An AI coding agent inherits the same confusion a new engineer faces on day one: which services exist, who owns them, what deployment patterns are approved, which databases are sanctioned, and where the security boundaries live. The difference is that the new engineer asks a colleague, reads a wiki, and slowly accumulates tribal knowledge over weeks. The agent makes decisions in seconds — with whatever context it has at inference time. If that context is incomplete, ungoverned, or stale, the agent produces code that compiles, passes tests, and violates architectural constraints nobody documented in a place the agent could reach. Developer portals for agents solve this by turning the internal developer portal (IDP) from a browser-based convenience layer into programmatic infrastructure that agents query before acting.
Agents inherit the same confusion humans had — faster
Internal developer portals emerged because platform teams recognized a pattern: engineers wasted hours discovering service ownership, deployment paths, approved libraries, and infrastructure boundaries that existed only in tribal knowledge or scattered wikis. The IDP codified that knowledge into a browsable catalog with service ownership, golden paths, scorecards, and documentation tied to living systems.
AI agents face the same information gap but with higher stakes. A human developer who cannot find the approved database connection pattern asks a colleague before proceeding. An agent that cannot find it invents one — often a plausible-looking implementation that bypasses connection pooling, ignores retry policies, or creates a direct dependency on an internal service without going through the gateway.

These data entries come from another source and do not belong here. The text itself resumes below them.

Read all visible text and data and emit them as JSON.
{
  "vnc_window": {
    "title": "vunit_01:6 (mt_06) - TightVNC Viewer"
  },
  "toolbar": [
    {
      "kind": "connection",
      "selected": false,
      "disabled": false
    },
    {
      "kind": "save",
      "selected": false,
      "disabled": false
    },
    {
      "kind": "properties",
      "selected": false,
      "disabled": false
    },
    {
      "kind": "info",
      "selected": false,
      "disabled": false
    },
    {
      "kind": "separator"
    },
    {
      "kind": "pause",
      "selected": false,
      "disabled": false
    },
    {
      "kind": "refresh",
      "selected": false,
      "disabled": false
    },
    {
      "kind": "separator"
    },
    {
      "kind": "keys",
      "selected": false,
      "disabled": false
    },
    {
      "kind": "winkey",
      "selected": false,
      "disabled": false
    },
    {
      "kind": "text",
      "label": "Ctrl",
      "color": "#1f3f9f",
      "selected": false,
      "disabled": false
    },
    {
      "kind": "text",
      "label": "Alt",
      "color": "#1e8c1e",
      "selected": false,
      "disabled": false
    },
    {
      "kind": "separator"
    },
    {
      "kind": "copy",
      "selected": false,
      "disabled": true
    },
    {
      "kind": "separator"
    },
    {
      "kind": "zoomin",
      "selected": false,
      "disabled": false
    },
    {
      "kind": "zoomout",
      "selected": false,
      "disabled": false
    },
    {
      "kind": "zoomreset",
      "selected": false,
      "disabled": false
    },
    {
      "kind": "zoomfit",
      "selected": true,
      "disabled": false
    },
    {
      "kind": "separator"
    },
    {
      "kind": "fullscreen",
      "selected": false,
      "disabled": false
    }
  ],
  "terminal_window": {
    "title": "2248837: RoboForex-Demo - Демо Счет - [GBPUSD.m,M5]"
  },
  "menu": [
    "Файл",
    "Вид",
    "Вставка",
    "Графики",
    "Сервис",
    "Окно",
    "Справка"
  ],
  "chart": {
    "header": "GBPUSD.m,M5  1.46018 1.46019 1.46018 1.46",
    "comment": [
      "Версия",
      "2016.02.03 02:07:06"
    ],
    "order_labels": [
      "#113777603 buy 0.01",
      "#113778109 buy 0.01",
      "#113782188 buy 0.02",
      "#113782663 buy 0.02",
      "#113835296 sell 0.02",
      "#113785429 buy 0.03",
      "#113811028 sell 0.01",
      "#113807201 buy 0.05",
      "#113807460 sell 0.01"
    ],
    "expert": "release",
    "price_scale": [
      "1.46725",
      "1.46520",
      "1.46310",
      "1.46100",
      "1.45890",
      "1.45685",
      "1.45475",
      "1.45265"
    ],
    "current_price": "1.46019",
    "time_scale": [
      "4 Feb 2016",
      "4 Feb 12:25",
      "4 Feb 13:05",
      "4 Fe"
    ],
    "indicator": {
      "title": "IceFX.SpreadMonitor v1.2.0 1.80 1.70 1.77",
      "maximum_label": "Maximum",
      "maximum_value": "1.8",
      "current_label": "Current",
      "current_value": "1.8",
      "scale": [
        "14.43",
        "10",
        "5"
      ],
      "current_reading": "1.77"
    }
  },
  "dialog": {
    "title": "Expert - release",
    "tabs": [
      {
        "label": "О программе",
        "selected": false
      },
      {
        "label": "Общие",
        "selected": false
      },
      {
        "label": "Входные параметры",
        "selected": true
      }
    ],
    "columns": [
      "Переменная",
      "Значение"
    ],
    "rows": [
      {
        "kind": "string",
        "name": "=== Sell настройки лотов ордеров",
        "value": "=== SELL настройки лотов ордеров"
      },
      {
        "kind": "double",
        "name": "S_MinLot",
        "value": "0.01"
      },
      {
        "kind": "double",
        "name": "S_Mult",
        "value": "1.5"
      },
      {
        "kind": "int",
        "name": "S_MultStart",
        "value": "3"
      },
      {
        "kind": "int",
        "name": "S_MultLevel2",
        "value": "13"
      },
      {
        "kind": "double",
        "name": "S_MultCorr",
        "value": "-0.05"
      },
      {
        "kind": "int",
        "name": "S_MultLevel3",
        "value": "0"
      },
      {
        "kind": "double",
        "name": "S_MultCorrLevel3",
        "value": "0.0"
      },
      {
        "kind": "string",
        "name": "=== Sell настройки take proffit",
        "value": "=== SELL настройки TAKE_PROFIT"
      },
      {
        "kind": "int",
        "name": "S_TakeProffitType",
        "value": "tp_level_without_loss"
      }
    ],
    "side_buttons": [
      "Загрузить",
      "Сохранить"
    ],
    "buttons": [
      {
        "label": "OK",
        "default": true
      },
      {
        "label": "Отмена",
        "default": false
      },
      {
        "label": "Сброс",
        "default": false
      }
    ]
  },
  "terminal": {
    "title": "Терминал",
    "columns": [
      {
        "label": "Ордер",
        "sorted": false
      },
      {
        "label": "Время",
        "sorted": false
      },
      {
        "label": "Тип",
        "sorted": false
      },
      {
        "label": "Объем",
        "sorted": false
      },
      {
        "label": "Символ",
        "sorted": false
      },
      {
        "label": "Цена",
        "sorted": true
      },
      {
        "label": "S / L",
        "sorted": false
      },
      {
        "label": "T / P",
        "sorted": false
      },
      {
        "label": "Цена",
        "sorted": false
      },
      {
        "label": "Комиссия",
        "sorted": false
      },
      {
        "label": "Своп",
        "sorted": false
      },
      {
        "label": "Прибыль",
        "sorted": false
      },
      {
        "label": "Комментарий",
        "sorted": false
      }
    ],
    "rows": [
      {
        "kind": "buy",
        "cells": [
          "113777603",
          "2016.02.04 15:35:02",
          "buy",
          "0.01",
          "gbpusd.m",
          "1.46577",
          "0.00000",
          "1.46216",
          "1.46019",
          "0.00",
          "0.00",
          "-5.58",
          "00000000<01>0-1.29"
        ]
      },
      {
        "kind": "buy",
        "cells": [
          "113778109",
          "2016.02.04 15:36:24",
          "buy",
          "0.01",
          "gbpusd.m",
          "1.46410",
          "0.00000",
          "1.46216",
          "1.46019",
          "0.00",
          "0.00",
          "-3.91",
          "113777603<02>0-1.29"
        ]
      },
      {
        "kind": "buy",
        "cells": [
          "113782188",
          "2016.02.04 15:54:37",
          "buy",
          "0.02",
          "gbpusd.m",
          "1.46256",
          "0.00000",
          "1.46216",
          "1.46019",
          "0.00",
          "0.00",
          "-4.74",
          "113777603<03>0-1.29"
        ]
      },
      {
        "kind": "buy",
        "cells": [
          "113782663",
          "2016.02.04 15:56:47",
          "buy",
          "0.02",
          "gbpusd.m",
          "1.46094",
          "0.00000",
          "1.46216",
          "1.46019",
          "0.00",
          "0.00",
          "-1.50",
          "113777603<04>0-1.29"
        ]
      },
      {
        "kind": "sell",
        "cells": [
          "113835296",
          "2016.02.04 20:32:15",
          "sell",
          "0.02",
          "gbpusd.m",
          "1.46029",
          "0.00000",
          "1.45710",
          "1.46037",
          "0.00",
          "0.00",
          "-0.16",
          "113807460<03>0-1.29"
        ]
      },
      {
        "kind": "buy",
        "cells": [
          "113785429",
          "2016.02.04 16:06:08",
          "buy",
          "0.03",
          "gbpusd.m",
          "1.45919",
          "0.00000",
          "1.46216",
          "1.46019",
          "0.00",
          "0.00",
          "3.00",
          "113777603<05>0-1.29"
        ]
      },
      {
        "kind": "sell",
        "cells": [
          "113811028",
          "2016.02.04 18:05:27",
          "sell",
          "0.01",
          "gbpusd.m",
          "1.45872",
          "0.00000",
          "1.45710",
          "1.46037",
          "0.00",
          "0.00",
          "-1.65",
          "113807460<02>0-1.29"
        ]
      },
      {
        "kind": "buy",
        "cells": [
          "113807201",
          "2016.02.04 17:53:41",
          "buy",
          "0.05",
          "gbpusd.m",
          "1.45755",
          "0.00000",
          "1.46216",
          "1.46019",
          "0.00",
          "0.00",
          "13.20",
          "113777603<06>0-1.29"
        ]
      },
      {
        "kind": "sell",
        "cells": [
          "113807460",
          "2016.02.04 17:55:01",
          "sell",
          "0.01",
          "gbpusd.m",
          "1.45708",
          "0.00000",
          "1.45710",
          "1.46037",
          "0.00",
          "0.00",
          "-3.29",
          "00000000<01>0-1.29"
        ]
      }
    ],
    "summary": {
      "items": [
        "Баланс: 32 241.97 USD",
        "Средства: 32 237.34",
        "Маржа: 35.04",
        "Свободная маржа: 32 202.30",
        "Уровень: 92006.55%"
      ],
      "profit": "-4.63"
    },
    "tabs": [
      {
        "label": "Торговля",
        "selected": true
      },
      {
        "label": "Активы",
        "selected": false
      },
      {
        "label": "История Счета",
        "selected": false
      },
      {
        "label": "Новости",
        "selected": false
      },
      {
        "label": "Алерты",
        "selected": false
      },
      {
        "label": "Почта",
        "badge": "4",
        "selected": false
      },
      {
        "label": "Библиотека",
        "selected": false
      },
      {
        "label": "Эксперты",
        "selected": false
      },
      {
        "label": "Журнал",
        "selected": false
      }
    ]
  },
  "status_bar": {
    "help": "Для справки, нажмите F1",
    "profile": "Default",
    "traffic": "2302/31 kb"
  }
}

The portal is not optional for agents. It is the difference between governed automation and confident hallucination. Without structured, queryable platform metadata, agents operate on whatever context fits in their prompt — and that context rarely includes the organizational constraints that make code production-safe.
Service catalogs become tool catalogs for agents
The first evolution is structural. A service catalog that answers "what services exist and who owns them?" must also answer "what can an agent invoke, under what constraints, and through which interface?" This transforms the catalog from a reference for humans into a tool registry for machines.
Through protocols like the Model Context Protocol (MCP), the service catalog becomes programmatically accessible. An agent asks "who owns payments?" and receives a structured response: the owning team, the approved API surface, the authentication mechanism, the rate limits, and the escalation path for incidents. No human opened a browser tab. No context was hallucinated.
The machine-readable catalog requires:
- Service metadata — ownership, tier (critical/standard/experimental), dependencies, and API contract version.
- Capability declarations — what the service exposes as invokable tools, with parameter schemas and permission requirements.
- Constraint annotations — what an agent is not allowed to do with this service, expressed as machine-enforceable policies rather than prose warnings.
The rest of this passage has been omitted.